I know CGI spawns a new process for every HTTP request that it serves, while servlets use one Java process to serve many requests. What do other technologies (rails, WSGI/django, mod_php, asp.net etc.) do so that web servers do not have to spawn a new process new HTTP request?
Servers generally either
1) Use a thread pool with a thread per client connection request, potentially with a separate pool of separate thread/processes to handle "application" code (as opposed to the basics of handling a HTTP request. A thread handles each request from beginning to end; often thread pooling is used to reduce the amount of startup and teardown required with each connection.
Or, 2) they will use an event-based model which allows a single thread / process to handle many connections. In this case, each of the "events" such as new connection or new received packet will go into a queue of sorts to be worked through by one or a small number of threads. This is a highly efficient way to scale if you can limit the amount of work to be done processing each event (otherwise small quick requests will be queued behind larger requests).
The major difference as far as outcomes are concerned is that both of these models avoid or minimise the overheads of process startup time and inter-process communication and handoffs.
In general, what happens is that servers pool threads to support multiple connections.

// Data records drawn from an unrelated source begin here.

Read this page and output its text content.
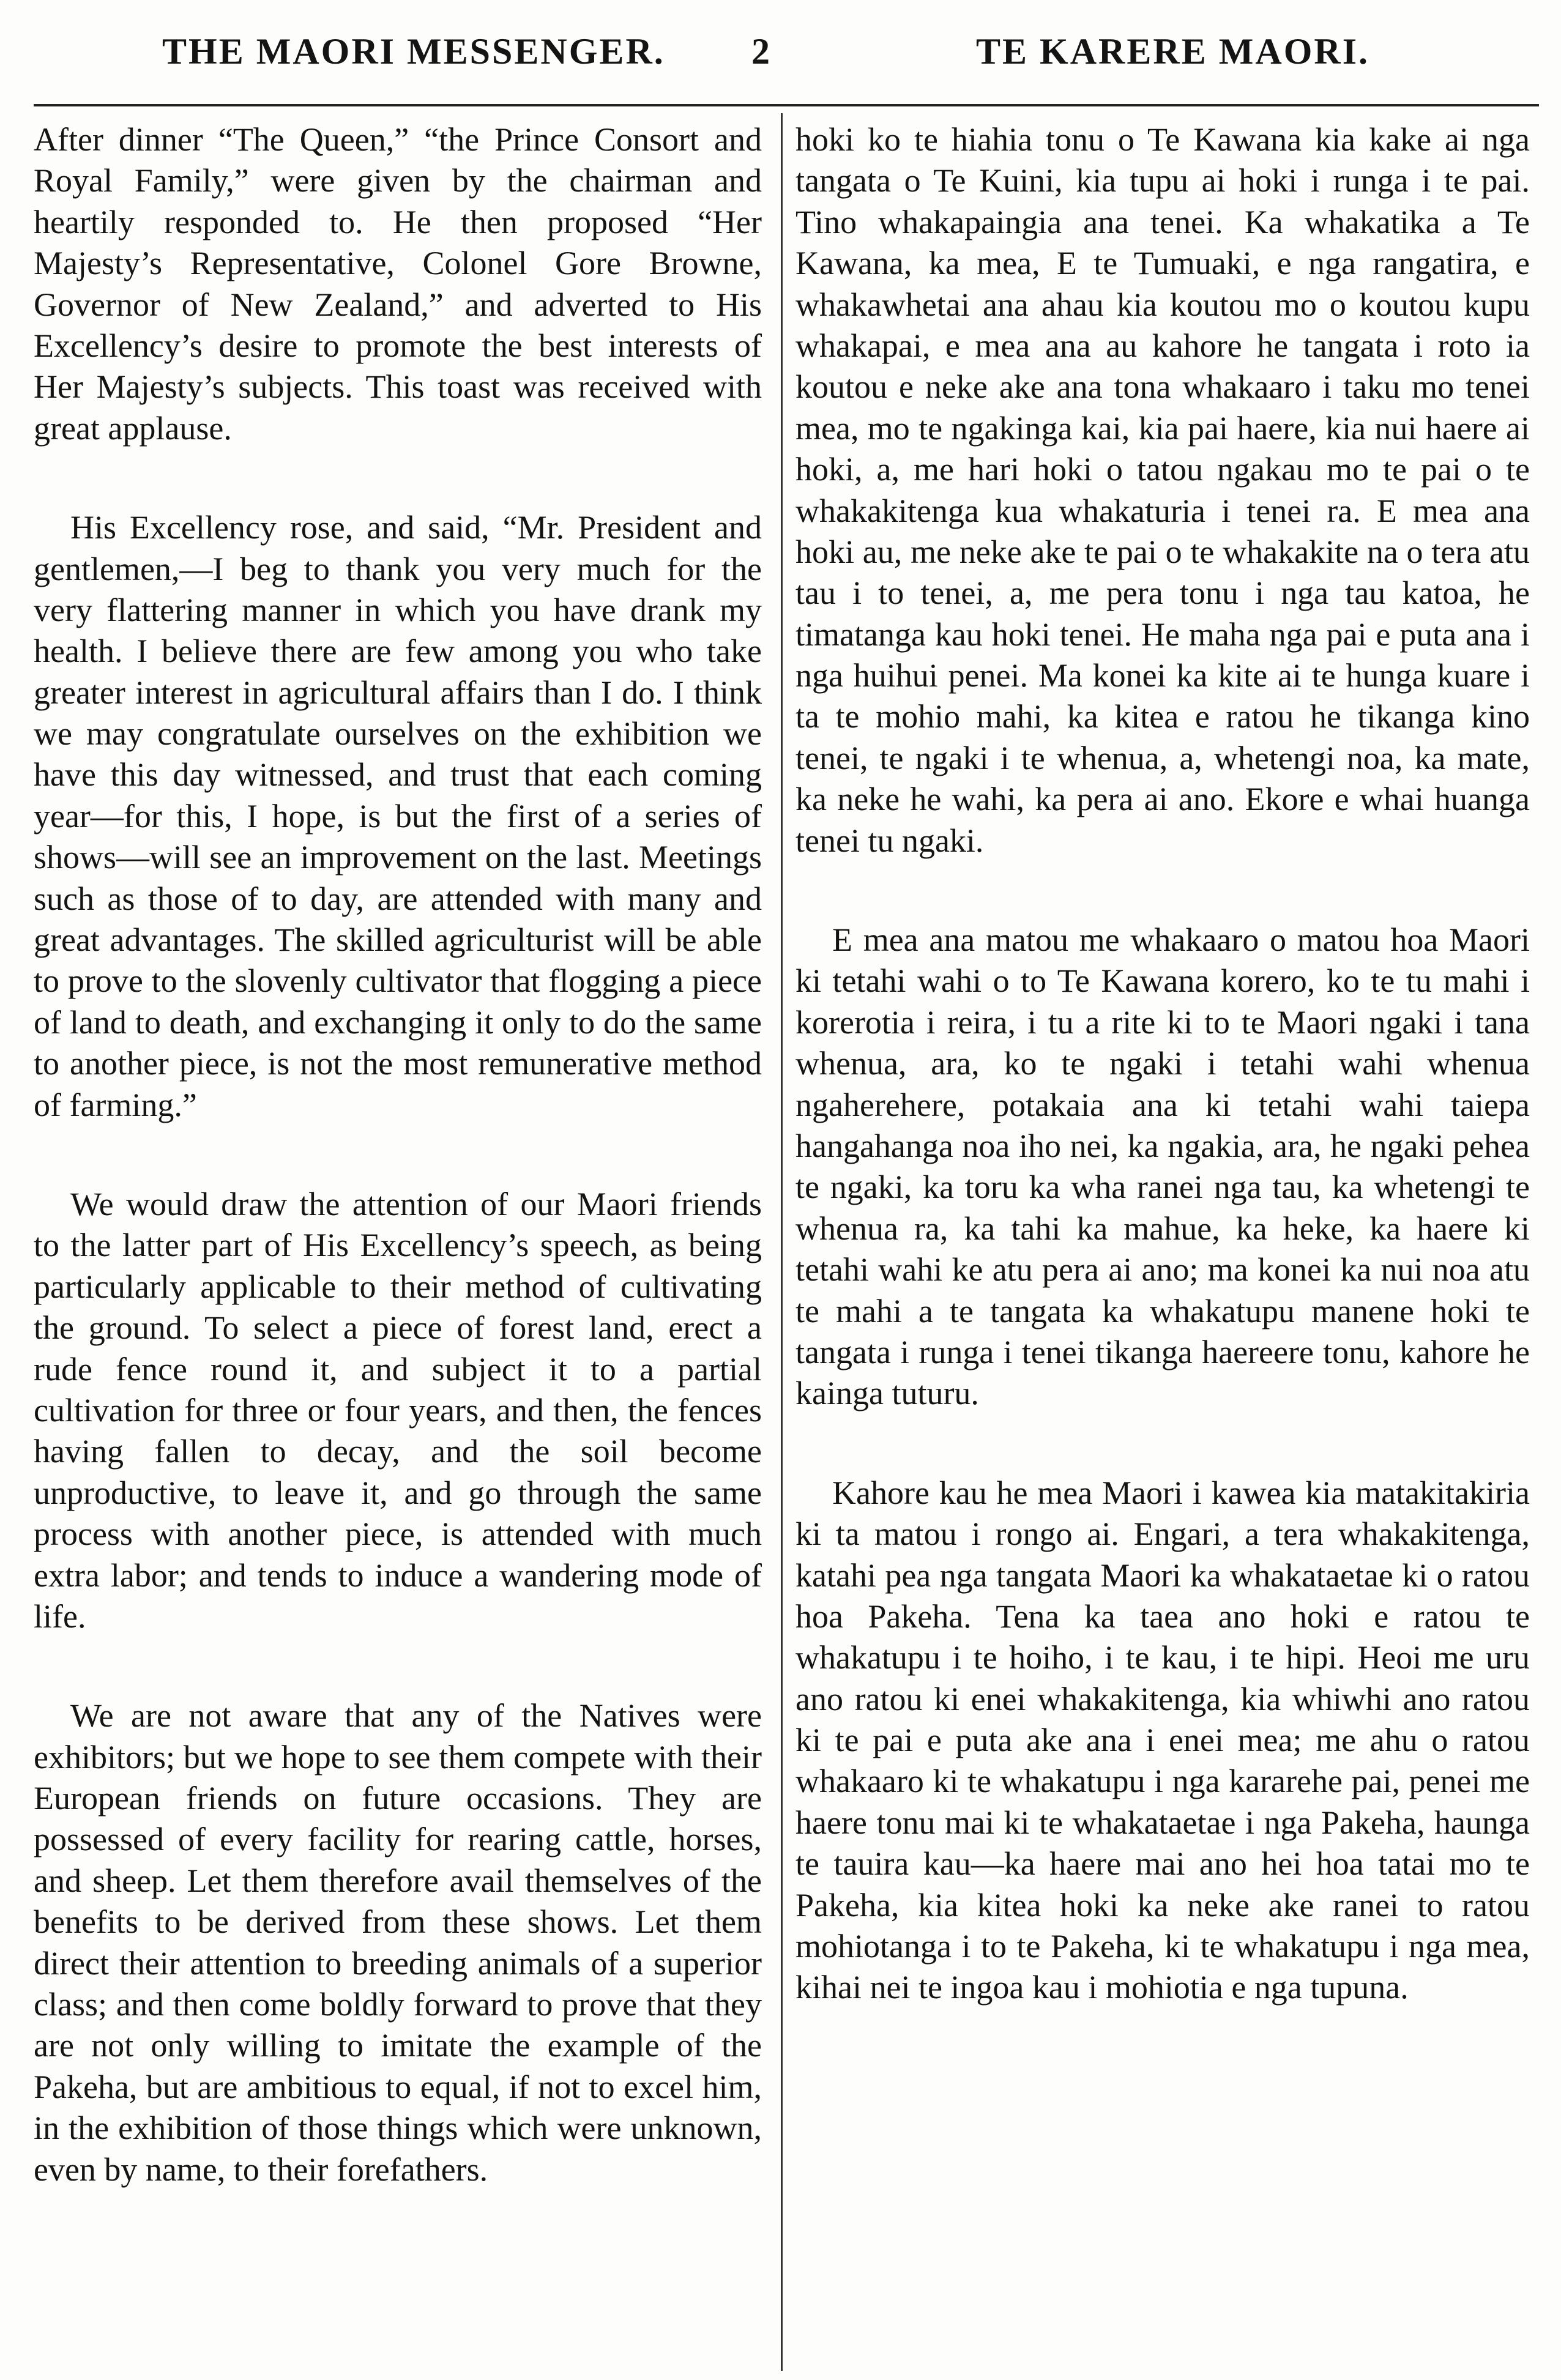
THE MAORI MESSENGER. 2	TE KARERE MAORI.

After dinner “The Queen,” “the Prince Consort and Royal Family,” were given by the chairman and heartily responded to. He then proposed “Her Majesty’s Representative, Colonel Gore Browne, Governor of New Zealand,” and adverted to His Excellency’s desire to promote the best interests of Her Majesty’s subjects. This toast was received with great applause.

His Excellency rose, and said, “Mr. President and gentlemen,—I beg to thank you very much for the very flattering manner in which you have drank my health. I believe there are few among you who take greater interest in agricultural affairs than I do. I think we may congratulate ourselves on the exhibition we have this day witnessed, and trust that each coming year—for this, I hope, is but the first of a series of shows—will see an improvement on the last. Meetings such as those of to day, are attended with many and great advantages. The skilled agriculturist will be able to prove to the slovenly cultivator that flogging a piece of land to death, and exchanging it only to do the same to another piece, is not the most remunerative method of farming.”

We would draw the attention of our Maori friends to the latter part of His Excellency’s speech, as being particularly applicable to their method of cultivating the ground. To select a piece of forest land, erect a rude fence round it, and subject it to a partial cultivation for three or four years, and then, the fences having fallen to decay, and the soil become unproductive, to leave it, and go through the same process with another piece, is attended with much extra labor; and tends to induce a wandering mode of life.

We are not aware that any of the Natives were exhibitors; but we hope to see them compete with their European friends on future occasions. They are possessed of every facility for rearing cattle, horses, and sheep. Let them therefore avail themselves of the benefits to be derived from these shows. Let them direct their attention to breeding animals of a superior class; and then come boldly forward to prove that they are not only willing to imitate the example of the Pakeha, but are ambitious to equal, if not to excel him, in the exhibition of those things which were unknown, even by name, to their forefathers.

hoki ko te hiahia tonu o Te Kawana kia kake ai nga tangata o Te Kuini, kia tupu ai hoki i runga i te pai. Tino whakapaingia ana tenei. Ka whakatika a Te Kawana, ka mea, E te Tumuaki, e nga rangatira, e whakawhetai ana ahau kia koutou mo o koutou kupu whakapai, e mea ana au kahore he tangata i roto ia koutou e neke ake ana tona whakaaro i taku mo tenei mea, mo te ngakinga kai, kia pai haere, kia nui haere ai hoki, a, me hari hoki o tatou ngakau mo te pai o te whakakitenga kua whakaturia i tenei ra. E mea ana hoki au, me neke ake te pai o te whakakite na o tera atu tau i to tenei, a, me pera tonu i nga tau katoa, he timatanga kau hoki tenei. He maha nga pai e puta ana i nga huihui penei. Ma konei ka kite ai te hunga kuare i ta te mohio mahi, ka kitea e ratou he tikanga kino tenei, te ngaki i te whenua, a, whetengi noa, ka mate, ka neke he wahi, ka pera ai ano. Ekore e whai huanga tenei tu ngaki.

E mea ana matou me whakaaro o matou hoa Maori ki tetahi wahi o to Te Kawana korero, ko te tu mahi i korerotia i reira, i tu a rite ki to te Maori ngaki i tana whenua, ara, ko te ngaki i tetahi wahi whenua ngaherehere, potakaia ana ki tetahi wahi taiepa hangahanga noa iho nei, ka ngakia, ara, he ngaki pehea te ngaki, ka toru ka wha ranei nga tau, ka whetengi te whenua ra, ka tahi ka mahue, ka heke, ka haere ki tetahi wahi ke atu pera ai ano; ma konei ka nui noa atu te mahi a te tangata ka whakatupu manene hoki te tangata i runga i tenei tikanga haereere tonu, kahore he kainga tuturu.

Kahore kau he mea Maori i kawea kia matakitakiria ki ta matou i rongo ai. Engari, a tera whakakitenga, katahi pea nga tangata Maori ka whakataetae ki o ratou hoa Pakeha. Tena ka taea ano hoki e ratou te whakatupu i te hoiho, i te kau, i te hipi. Heoi me uru ano ratou ki enei whakakitenga, kia whiwhi ano ratou ki te pai e puta ake ana i enei mea; me ahu o ratou whakaaro ki te whakatupu i nga kararehe pai, penei me haere tonu mai ki te whakataetae i nga Pakeha, haunga te tauira kau—ka haere mai ano hei hoa tatai mo te Pakeha, kia kitea hoki ka neke ake ranei to ratou mohiotanga i to te Pakeha, ki te whakatupu i nga mea, kihai nei te ingoa kau i mohiotia e nga tupuna.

Once the connection is released, the thread is returned to the pool to be used by the next connection. Now the details of this is different for most things. Thinking about what happens to make this work well, systems will open up a process and reuse it to handle multiple requests once it's returned to the pool.
App Servers bundled inside the web server (ASP.NET, Tomcat) don't have to worry about executing external processes because they built on the assumption that your code will handle threading correctly. When talking about Ruby on Rails for instance, most things are not thread safe. Reuse within in the same process would likely lead to undesirable results. (For rails, at least on JRuby, this likely less of the problem it once was.)